Vor dem Abendessen wollen wir noch schnell Wasser an einer Quelle auffüllen, die sich etwas abseits des Trails an einer markanten Kurve befinden soll. Wir kraxeln durch dichtes Unterholz den Hang hinunter, können die Quelle aber nirgends finden. Wir teilen uns auf. Überall liegen umgefallene Bäume, dazwischen wachsen stachelige Büsche und die Mücken sind super aggressiv. Nach einer halben Stunde treffen wir uns wieder und ziehen Bilanz: alle haben zerkratzte Beine, völlig zerstochene Haut und Henning eine gemeine Verletzung von einem Ast am Auge. Aber er hatte auch Glück und hat im sumpfigen Gebüsch einen kleinen Bach entdeckt und die Wassersäcke aufgefüllt. Wir klettern müde zurück zum Trail hoch. Völlig entgeistert starre ich zwei Minuten später und eine Wegbiegung weiter ein kleines Holzschild mit der Aufschrift "Spring - 400 feet" an, das zu einem gut ausgetretenen Trampelpfad weist...

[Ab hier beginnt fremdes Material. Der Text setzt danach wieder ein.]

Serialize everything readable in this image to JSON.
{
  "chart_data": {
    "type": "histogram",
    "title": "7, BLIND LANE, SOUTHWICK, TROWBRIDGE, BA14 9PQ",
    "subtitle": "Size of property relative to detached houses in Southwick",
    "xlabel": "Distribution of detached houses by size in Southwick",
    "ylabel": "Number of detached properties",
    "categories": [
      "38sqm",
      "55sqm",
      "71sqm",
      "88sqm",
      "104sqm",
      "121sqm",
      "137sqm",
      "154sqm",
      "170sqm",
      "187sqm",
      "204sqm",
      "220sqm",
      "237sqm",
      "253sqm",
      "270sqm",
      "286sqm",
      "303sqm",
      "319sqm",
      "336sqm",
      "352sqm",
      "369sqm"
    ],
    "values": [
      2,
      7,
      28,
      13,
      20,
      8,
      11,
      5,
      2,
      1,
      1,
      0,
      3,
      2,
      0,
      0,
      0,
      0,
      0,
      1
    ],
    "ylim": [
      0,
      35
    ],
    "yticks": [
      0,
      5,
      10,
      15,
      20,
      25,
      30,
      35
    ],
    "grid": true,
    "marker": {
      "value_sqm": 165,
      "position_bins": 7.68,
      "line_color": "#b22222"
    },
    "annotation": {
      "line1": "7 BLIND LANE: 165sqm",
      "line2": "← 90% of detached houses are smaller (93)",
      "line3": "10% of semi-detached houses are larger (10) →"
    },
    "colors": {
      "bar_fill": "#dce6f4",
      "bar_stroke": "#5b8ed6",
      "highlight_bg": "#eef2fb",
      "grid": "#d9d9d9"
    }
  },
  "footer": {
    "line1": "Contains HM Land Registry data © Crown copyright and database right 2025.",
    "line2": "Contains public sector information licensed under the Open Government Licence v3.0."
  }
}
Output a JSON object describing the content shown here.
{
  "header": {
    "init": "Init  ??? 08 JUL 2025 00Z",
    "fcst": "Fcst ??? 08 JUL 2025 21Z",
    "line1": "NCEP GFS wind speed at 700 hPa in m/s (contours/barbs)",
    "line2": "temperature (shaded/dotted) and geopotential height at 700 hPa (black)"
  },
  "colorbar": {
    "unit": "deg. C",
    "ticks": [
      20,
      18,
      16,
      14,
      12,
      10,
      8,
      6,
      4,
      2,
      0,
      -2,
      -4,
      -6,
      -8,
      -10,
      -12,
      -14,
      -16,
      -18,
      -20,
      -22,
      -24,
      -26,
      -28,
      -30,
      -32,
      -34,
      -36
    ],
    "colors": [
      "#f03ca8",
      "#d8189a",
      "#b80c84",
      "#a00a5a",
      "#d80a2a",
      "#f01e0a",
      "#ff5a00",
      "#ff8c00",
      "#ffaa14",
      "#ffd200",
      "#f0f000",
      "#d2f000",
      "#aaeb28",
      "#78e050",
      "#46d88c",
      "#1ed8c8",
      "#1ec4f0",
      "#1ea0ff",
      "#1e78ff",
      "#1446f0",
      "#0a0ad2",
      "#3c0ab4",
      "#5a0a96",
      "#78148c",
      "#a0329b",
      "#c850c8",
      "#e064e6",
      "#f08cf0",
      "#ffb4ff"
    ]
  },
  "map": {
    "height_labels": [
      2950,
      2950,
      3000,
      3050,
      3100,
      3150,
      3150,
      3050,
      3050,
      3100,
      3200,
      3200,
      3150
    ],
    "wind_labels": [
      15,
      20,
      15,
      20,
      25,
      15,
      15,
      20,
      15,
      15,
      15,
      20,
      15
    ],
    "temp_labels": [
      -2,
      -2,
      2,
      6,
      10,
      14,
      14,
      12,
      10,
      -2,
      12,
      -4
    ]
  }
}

Bereits im Dunkeln schlagen wir an diesem Tag unsere Zelte auf und deponieren die Bärenkanister wie immer einige hundert Meter vom Lager entfernt. Im Lassen gibt es einen berüchtigten Campbär; er ist schon älter und luchst den Wanderern regelmäßig strategisch Essen ab, indem er bedrohlich auf sie zugeht und sich nicht verscheuchen lässt, bis die Leute ihren Rucksack stehen lassen und zurückweichen. Dann vertilgt er genüsslich seine Beute, während die Wanderer nur hilflos zuschauen können. Er hat noch nie wirklich jemanden angefallen, aber seine Methode funktioniert immer wieder hervorragend! - Hut ab.
Morgens höre ich energische Schritte ums Zelt stapfen und wundere mich, wieso die anderen schon so früh auf den Beinen sind. Oder ist es der Campbär? Als ich die Tür öffne, starrt mir ein neugieriges Reh in die Augen. Es ist überhaupt nicht scheu und schleicht auch noch weiter um uns rum, während wir zusammenpacken.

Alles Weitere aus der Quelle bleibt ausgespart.